2013 has been the year in which even the most hardened stock market bears have admitted that we’re in a five-year bull market — and it’s not over yet.
Although the FTSE 100 has slipped back from the five-year high of 6,875 it reached in May, it is still up 8% this year, and is 52% higher than it was five years ago. As Christmas approaches, I’ve been asking whether popular stocks like BT Group (LSE: BT-A) (NYSE: BT.US) still offer good value, after five years of market gains.
Back to basics
BT shareholders have done well over the last five years; their shares have risen in value by 55% so far this year, and by 160% since December 2008.
However, billionaire investor Warren Buffett says that one of the most important lessons he learned from value investing pioneer Ben Graham, is that “price is what you pay, value is what you get”.
As potential buyers (or sellers) of BT today, we need to assess whether the firm’s shares still offer good value at their current price:
Ratio | Value |
---|---|
Trailing twelve month P/E | 13.7 |
Trailing dividend yield | 2.7% |
Operating margin | 16.6% |
Net debt | £8.1bn |
After such a strong performance, it’s not surprising that BT’s dividend yield has dropped below the FTSE 100 average of 3.2%, but the firm’s P/E rating of 13.7 is still below the FTSE average of 16.4, and is surprisingly modest.
One reason for this may be that BT remains burdened with a £6.7bn pension deficit that means its book value is negative — BT’s total liabilities are greater than its assets. Even if we exclude the pension deficit, BT’s £8.1bn net debt means that its net gearing is 140%, which is higher than I’d like to see, and definitely not a value indicator.
What’s in store for 2014?
BT has invested more than £1bn in its new BT Sport service, which it now claims has more than two million subscribers. By making BT Sport free to BT Broadband customers, it hopes to increase its share of the broadband markets, too.

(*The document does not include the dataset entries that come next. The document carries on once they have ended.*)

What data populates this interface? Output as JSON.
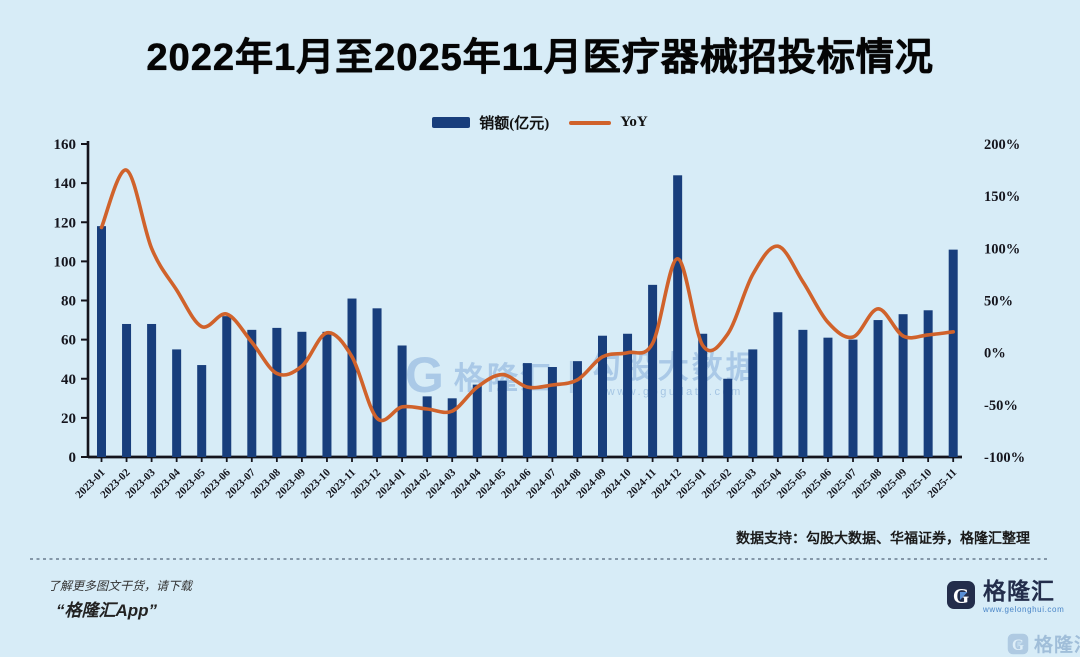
{
  "title": "2022年1月至2025年11月医疗器械招投标情况",
  "legend": {
    "bar_label": "销额(亿元)",
    "line_label": "YoY"
  },
  "chart_data": {
    "type": "bar+line",
    "title": "2022年1月至2025年11月医疗器械招投标情况",
    "categories": [
      "2023-01",
      "2023-02",
      "2023-03",
      "2023-04",
      "2023-05",
      "2023-06",
      "2023-07",
      "2023-08",
      "2023-09",
      "2023-10",
      "2023-11",
      "2023-12",
      "2024-01",
      "2024-02",
      "2024-03",
      "2024-04",
      "2024-05",
      "2024-06",
      "2024-07",
      "2024-08",
      "2024-09",
      "2024-10",
      "2024-11",
      "2024-12",
      "2025-01",
      "2025-02",
      "2025-03",
      "2025-04",
      "2025-05",
      "2025-06",
      "2025-07",
      "2025-08",
      "2025-09",
      "2025-10",
      "2025-11"
    ],
    "series": [
      {
        "name": "销额(亿元)",
        "type": "bar",
        "axis": "left",
        "unit": "亿元",
        "values": [
          118,
          68,
          68,
          55,
          47,
          72,
          65,
          66,
          64,
          64,
          81,
          76,
          57,
          31,
          30,
          37,
          39,
          48,
          46,
          49,
          62,
          63,
          88,
          144,
          63,
          40,
          55,
          74,
          65,
          61,
          60,
          70,
          73,
          75,
          106
        ]
      },
      {
        "name": "YoY",
        "type": "line",
        "axis": "right",
        "unit": "%",
        "values": [
          120,
          175,
          100,
          60,
          25,
          37,
          10,
          -20,
          -13,
          19,
          -4,
          -63,
          -52,
          -54,
          -56,
          -33,
          -21,
          -33,
          -31,
          -26,
          -4,
          0,
          9,
          90,
          7,
          18,
          75,
          102,
          68,
          29,
          15,
          42,
          16,
          17,
          20
        ]
      }
    ],
    "left_axis": {
      "min": 0,
      "max": 160,
      "step": 20,
      "tick_labels": [
        "160",
        "140",
        "120",
        "100",
        "80",
        "60",
        "40",
        "20",
        "0"
      ]
    },
    "right_axis": {
      "min": -100,
      "max": 200,
      "step": 50,
      "tick_labels": [
        "200%",
        "150%",
        "100%",
        "50%",
        "0%",
        "-50%",
        "-100%"
      ]
    },
    "grid": false,
    "legend_position": "top-center"
  },
  "watermark": {
    "glyph": "G",
    "brand": "格隆汇",
    "divider": "|",
    "product": "勾股大数据",
    "url": "www.gogudata.com"
  },
  "footer": {
    "source_note": "数据支持：勾股大数据、华福证券，格隆汇整理",
    "promo_line1": "了解更多图文干货，请下载",
    "promo_line2": "“格隆汇App”",
    "brand_glyph": "G",
    "brand_name": "格隆汇",
    "brand_url": "www.gelonghui.com",
    "corner_brand": "格隆汇"
  },
  "colors": {
    "background": "#d7ecf7",
    "bar": "#183e7c",
    "line": "#d0622b",
    "axis": "#14141c",
    "text": "#111111",
    "watermark": "#73a0d2",
    "logo_navy": "#232d4b",
    "logo_blue": "#5a8fd6",
    "url_blue": "#4a86c8"
  }
}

The City remains broadly positive on BT’s strategy, and is expecting substantial dividend growth over the next 18 months, in-line with BT’s earlier commitment to improve its focus on shareholder returns:
2014/15 Forecasts | Value |
---|---|
Price to earnings (P/E) | 13.0 |
Dividend yield | 3.3% |
Earnings growth | 12% |
P/E to earnings growth (PEG) | 1.4 |
Based on these figures, BT doesn’t look too expensive, and while I have some concerns about BT’s debt levels and TV strategy, it looks broadly attractive to me as an income investment.